Des chercheurs de l’Université de l’Oklahoma affirment que le FGF21 a augmenté le taux métabolique dans des modèles murins, suggérant une voie possible contre l’obésité distincte de la suppression de l’appétit.
Une hormone naturellement présente dans l’organisme pourrait indiquer une autre manière de traiter l’obésité : accroître la dépense énergétique du corps plutôt que de simplement réduire l’appétit.
Des chercheurs à l’Université de l’Oklahoma ont rapporté dans une étude publiée dans Cell Reports que l’hormone FGF21, ou facteur de croissance des fibroblastes 21, semblait inverser l’obésité dans des modèles murins en signalant à une région cérébrale impliquée dans le métabolisme et la régulation de l’appétit. On pense que cette région est également ciblée par les populaires médicaments amaigrissants à base de GLP-1, mais les chercheurs indiquent que le FGF21 semble agir par un mécanisme différent.

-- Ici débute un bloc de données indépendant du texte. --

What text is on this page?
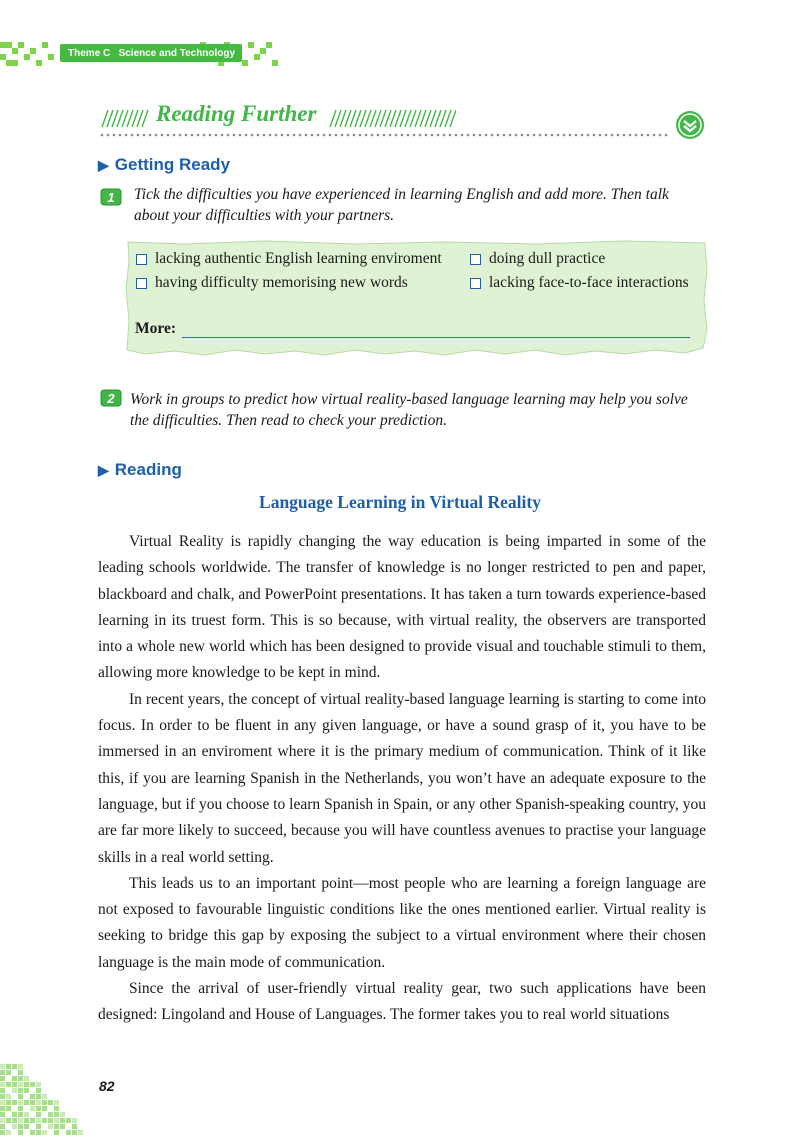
Theme C   Science and Technology
Reading Further
▶ Getting Ready
1 Tick the difficulties you have experienced in learning English and add more. Then talk about your difficulties with your partners.
lacking authentic English learning enviroment	doing dull practice
having difficulty memorising new words	lacking face-to-face interactions
More:
2 Work in groups to predict how virtual reality-based language learning may help you solve the difficulties. Then read to check your prediction.
▶ Reading
Language Learning in Virtual Reality

Virtual Reality is rapidly changing the way education is being imparted in some of the leading schools worldwide. The transfer of knowledge is no longer restricted to pen and paper, blackboard and chalk, and PowerPoint presentations. It has taken a turn towards experience-based learning in its truest form. This is so because, with virtual reality, the observers are transported into a whole new world which has been designed to provide visual and touchable stimuli to them, allowing more knowledge to be kept in mind.

In recent years, the concept of virtual reality-based language learning is starting to come into focus. In order to be fluent in any given language, or have a sound grasp of it, you have to be immersed in an enviroment where it is the primary medium of communication. Think of it like this, if you are learning Spanish in the Netherlands, you won’t have an adequate exposure to the language, but if you choose to learn Spanish in Spain, or any other Spanish-speaking country, you are far more likely to succeed, because you will have countless avenues to practise your language skills in a real world setting.

This leads us to an important point—most people who are learning a foreign language are not exposed to favourable linguistic conditions like the ones mentioned earlier. Virtual reality is seeking to bridge this gap by exposing the subject to a virtual environment where their chosen language is the main mode of communication.

Since the arrival of user-friendly virtual reality gear, two such applications have been designed: Lingoland and House of Languages. The former takes you to real world situations

82
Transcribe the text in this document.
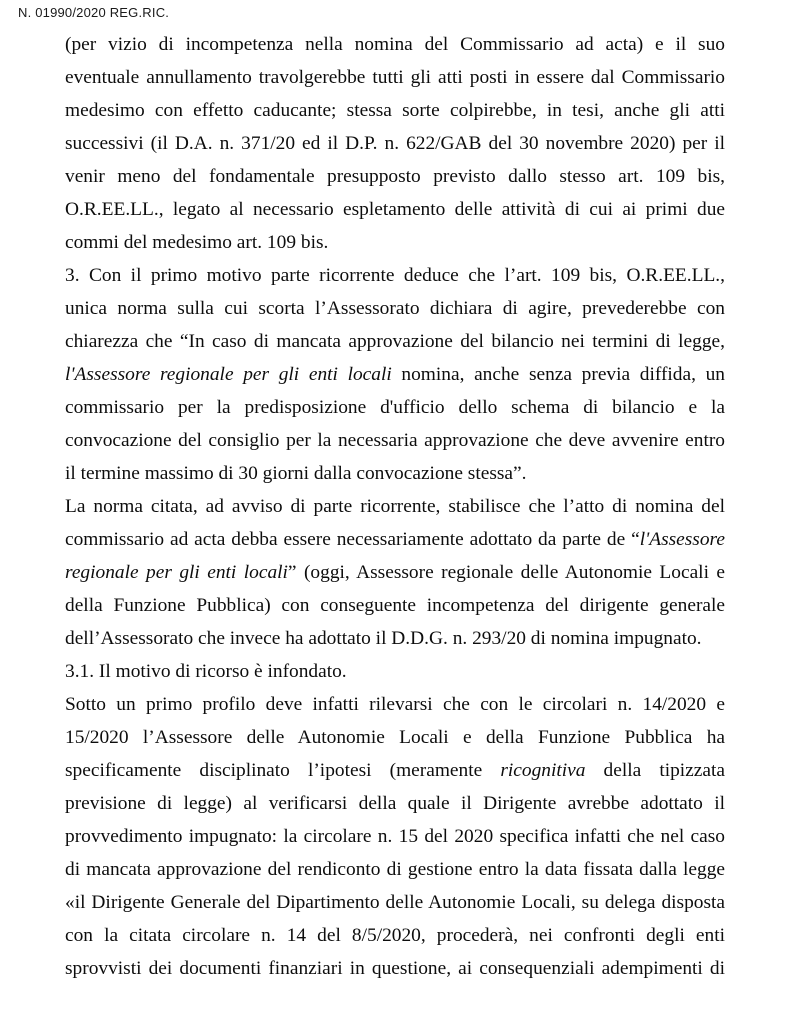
N. 01990/2020 REG.RIC.
(per vizio di incompetenza nella nomina del Commissario ad acta) e il suo
eventuale annullamento travolgerebbe tutti gli atti posti in essere dal Commissario
medesimo con effetto caducante; stessa sorte colpirebbe, in tesi, anche gli atti
successivi (il D.A. n. 371/20 ed il D.P. n. 622/GAB del 30 novembre 2020) per il
venir meno del fondamentale presupposto previsto dallo stesso art. 109 bis,
O.R.EE.LL., legato al necessario espletamento delle attività di cui ai primi due
commi del medesimo art. 109 bis.
3. Con il primo motivo parte ricorrente deduce che l’art. 109 bis, O.R.EE.LL.,
unica norma sulla cui scorta l’Assessorato dichiara di agire, prevederebbe con
chiarezza che “In caso di mancata approvazione del bilancio nei termini di legge,
l'Assessore regionale per gli enti locali nomina, anche senza previa diffida, un
commissario per la predisposizione d'ufficio dello schema di bilancio e la
convocazione del consiglio per la necessaria approvazione che deve avvenire entro
il termine massimo di 30 giorni dalla convocazione stessa”.
La norma citata, ad avviso di parte ricorrente, stabilisce che l’atto di nomina del
commissario ad acta debba essere necessariamente adottato da parte de “l'Assessore
regionale per gli enti locali” (oggi, Assessore regionale delle Autonomie Locali e
della Funzione Pubblica) con conseguente incompetenza del dirigente generale
dell’Assessorato che invece ha adottato il D.D.G. n. 293/20 di nomina impugnato.
3.1. Il motivo di ricorso è infondato.
Sotto un primo profilo deve infatti rilevarsi che con le circolari n. 14/2020 e
15/2020 l’Assessore delle Autonomie Locali e della Funzione Pubblica ha
specificamente disciplinato l’ipotesi (meramente ricognitiva della tipizzata
previsione di legge) al verificarsi della quale il Dirigente avrebbe adottato il
provvedimento impugnato: la circolare n. 15 del 2020 specifica infatti che nel caso
di mancata approvazione del rendiconto di gestione entro la data fissata dalla legge
«il Dirigente Generale del Dipartimento delle Autonomie Locali, su delega disposta
con la citata circolare n. 14 del 8/5/2020, procederà, nei confronti degli enti
sprovvisti dei documenti finanziari in questione, ai consequenziali adempimenti di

Cette découverte est importante car les médicaments actuels contre l’obésité qui miment le GLP-1 peuvent être très efficaces, mais agissent généralement en réduisant la prise alimentaire. À l’inverse, les chercheurs décrivent le FGF21 comme augmentant le taux métabolique, amenant le corps à brûler plus d’énergie et entraînant une perte de poids sans passer par la même voie axée sur l’appétit.
Matthew Potthoff, professeur de biochimie et de physiologie à l’OU College of Medicine et directeur adjoint de l’OU Health Harold Hamm Diabetes Center, a déclaré que l’équipe s’attendait à ce que le FGF21 agisse dans l’hypothalamus, une région cérébrale depuis longtemps associée à la régulation du poids. Au lieu de cela, le signal est apparu dans l’arrière-cerveau, la même grande région où l’on pense que les analogues du GLP-1 agissent.
Le FGF21 fait déjà l’objet d’études en lien avec la stéatohépatite associée à une dysfonction métabolique, ou MASH, une forme de maladie du foie gras. Potthoff a indiqué que des recherches supplémentaires sont nécessaires pour explorer si un médicament basé sur le FGF21 pourrait à terme traiter à la fois la perte de poids et la MASH.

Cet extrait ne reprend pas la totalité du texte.